Pas si simple…

J’aime écrire. J’écris tous les jours, sur tout et n’importe quoi. J’écris n’importe quand et n’importe comment. Rien ne m’arrête.

Mon petit carnet attend sagement dans ma poche pour être rempli de sensations, sentiments ou moments vécus. Il est peut-être mon meilleur ami car il est toujours prêt à m’écouter, sans jugement.

Selon l’endroit où je me trouve, les mots me viennent en allemand ou en français. J’utilise plutôt l’allemand lorsque je suis entourée de francophones et le français lorsque je suis entourée de germanophones. Ainsi, je garde un lien avec l’autre moi. Car chaque langue repose sur un passé émotionnel différent. Après mon arrivée en France à dix-neuf ans, le français s’est progressivement implanté dans mon cœur pour y prendre la même place que l’allemand. Aujourd’hui, le français me plait tout autant que ma langue maternelle et je m’amuse avec les deux.

Et comme J’aime traduire et que je traduis au quotidien, je me suis lancé le défi de traduire mes propres texte. À ma grande surprise, cela est bien plus compliqué que prévu. Peu importe la combinaison linguistique, il y a un moment où je me heurte à des nuances ou à des connotations intraduisibles. Alors, je reformule jusqu’à aboutir à un texte qui me correspond dans les deux langues. Un texte où rien ne se perd à la traduction, en tout cas pas pour moi.

Je te partage une de ces traductions que j’ai faite de manière ludique, juste pour le plaisir. L’histoire de voir si je ressens la même chose quand je lis mon autotraduction. Et je sens une minuscule différence en lisant la version allemande. Ayant découvert Rosa Luxemburg avant de venir en France, j’ai une préférence pour le poème allemand.
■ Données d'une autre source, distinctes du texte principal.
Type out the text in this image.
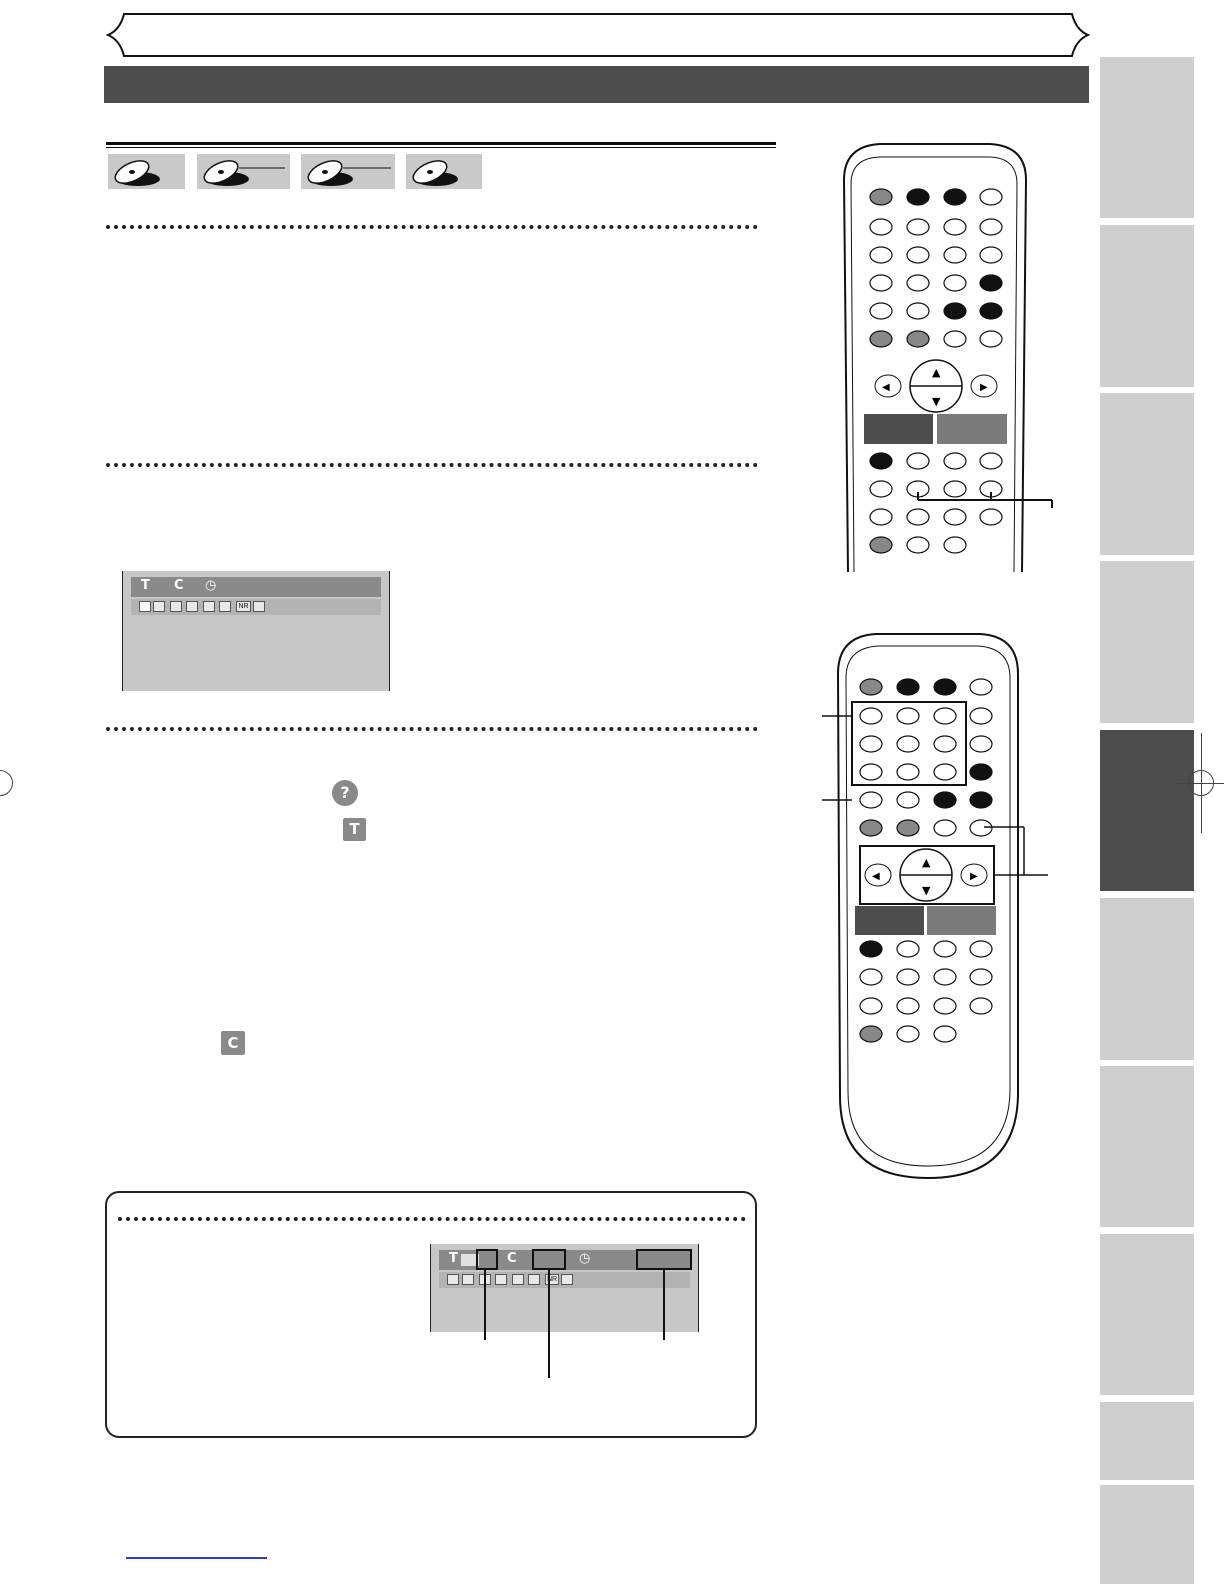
T C ◷
NR
?
T
C
T	C	◷
NR
▲
▼
◀	▶
▲
▼
◀	▶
Il me fait plus vibrer, tout simplement.

Et toi ? Traduis-tu tes propres écrits ? Si oui, dis-moi en commentaire comment tu le vis.

Berlin, le 15 janvier 2019  

Je descends mon bonnet jusqu’aux oreilles,
souffle dans mes mains
et me retrouve devant ta tombe banale
qui porte ton nom immense  

ROSA LUXEMBURG  

Polonaise, bourgeoise, juive ?, traductrice,
intellectuelle, féministe, révolutionnaire, femme, martyre.  
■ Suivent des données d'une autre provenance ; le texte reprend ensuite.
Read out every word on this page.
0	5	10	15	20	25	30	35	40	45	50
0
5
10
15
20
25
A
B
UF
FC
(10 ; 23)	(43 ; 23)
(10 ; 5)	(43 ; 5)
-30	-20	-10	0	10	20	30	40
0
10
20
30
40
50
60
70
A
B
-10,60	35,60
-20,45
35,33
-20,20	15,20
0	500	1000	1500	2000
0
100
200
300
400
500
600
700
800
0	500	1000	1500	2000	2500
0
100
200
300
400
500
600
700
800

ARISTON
Ta petite silhouette au chapeau élégant
boite imperturbablement devant les seigneurs et les ouvriers,
pour leur montrer le chemin vers la liberté.  
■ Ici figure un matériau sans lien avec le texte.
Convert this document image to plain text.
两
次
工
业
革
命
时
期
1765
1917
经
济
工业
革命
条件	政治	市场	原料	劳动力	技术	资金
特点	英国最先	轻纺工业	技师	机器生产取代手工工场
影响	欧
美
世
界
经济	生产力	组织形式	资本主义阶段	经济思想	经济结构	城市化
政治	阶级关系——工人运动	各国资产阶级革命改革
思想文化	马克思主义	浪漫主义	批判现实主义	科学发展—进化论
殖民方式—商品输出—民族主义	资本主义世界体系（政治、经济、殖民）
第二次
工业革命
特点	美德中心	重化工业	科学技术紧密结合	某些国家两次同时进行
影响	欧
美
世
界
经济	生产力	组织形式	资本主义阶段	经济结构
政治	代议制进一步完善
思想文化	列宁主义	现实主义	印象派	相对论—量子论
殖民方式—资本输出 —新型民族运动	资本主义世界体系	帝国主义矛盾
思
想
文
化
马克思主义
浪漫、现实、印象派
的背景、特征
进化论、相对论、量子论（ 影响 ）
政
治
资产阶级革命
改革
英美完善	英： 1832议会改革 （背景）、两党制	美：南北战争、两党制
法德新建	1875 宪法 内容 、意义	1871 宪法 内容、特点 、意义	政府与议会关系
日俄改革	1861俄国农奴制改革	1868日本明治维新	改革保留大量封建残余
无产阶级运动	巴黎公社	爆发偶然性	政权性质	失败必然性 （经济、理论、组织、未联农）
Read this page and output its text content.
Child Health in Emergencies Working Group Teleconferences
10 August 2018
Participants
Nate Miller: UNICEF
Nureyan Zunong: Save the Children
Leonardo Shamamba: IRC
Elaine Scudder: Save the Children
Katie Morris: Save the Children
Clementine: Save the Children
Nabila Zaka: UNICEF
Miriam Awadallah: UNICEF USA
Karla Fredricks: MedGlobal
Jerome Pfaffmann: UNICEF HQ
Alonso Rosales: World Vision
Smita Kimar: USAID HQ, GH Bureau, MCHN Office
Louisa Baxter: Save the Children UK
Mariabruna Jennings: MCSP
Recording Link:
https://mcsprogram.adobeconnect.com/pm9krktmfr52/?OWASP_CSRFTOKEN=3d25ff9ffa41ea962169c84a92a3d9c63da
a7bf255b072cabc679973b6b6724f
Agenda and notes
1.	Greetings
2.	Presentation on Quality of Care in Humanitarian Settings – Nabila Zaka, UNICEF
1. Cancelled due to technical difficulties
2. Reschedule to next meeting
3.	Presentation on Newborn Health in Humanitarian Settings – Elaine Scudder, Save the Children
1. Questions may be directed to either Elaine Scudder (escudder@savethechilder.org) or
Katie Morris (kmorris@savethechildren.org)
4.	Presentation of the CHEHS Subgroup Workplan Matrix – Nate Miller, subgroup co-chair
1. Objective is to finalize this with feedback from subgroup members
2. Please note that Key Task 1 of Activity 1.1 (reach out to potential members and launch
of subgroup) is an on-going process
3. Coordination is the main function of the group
Méprisée, adorée, détestée, persécutée,
arrêtée.  

Les œillets fanés s’envolent
et dévoilent toute ta pierre tombale :  

Rosa Luxemburg
assassinée
15 JANVIER 1919  

Je remonte mon écharpe sur mon nez,
piétine
et me languis de toi.  

Comme j’aurais aimé boire un thé avec toi,
avant que ton corps torsionné
ne soit sorti du canal de Berlin,  

afin que tu me montres le chemin vers la liberté.
Berlin, 15. Januar 2019  

Ich ziehe meine Mütze über die Ohren,
puste in meine Hände
und steh vor deinem unscheinbaren Grab
mit deinem großen Namen  

ROSA LUXEMBURG

Polin, Bürgerin, Jüdin?, Übersetzerin,
Intellektuelle, Feministin, Revolutionärin, Frau, Märtyrerin.  

Deine kleine Gestalt mit Damenhut hinkt
unbeirrt den Herren und Arbeitern voraus,
um ihnen den Weg zur Freiheit zu zeigen.  

Verschmäht, verehrt, gehasst, verfolgt,
festgenommen.  

Die verwelkten Nelken wirbeln auf
und legen dein ganzes Grab frei:  

Rosa Luxemburg
ermordet
15. Januar 1919  

Ich schiebe meinen Schal über die Nase,
trete von einem Bein auf das andere
und sehne mich nach dir.  

Wie gerne hätte ich einen Tee mit dir getrunken,
bevor dein geschändeter Körper
aus dem Landwerkanal gezogen wird,  

damit du mir den Weg zur Freiheit zeigst.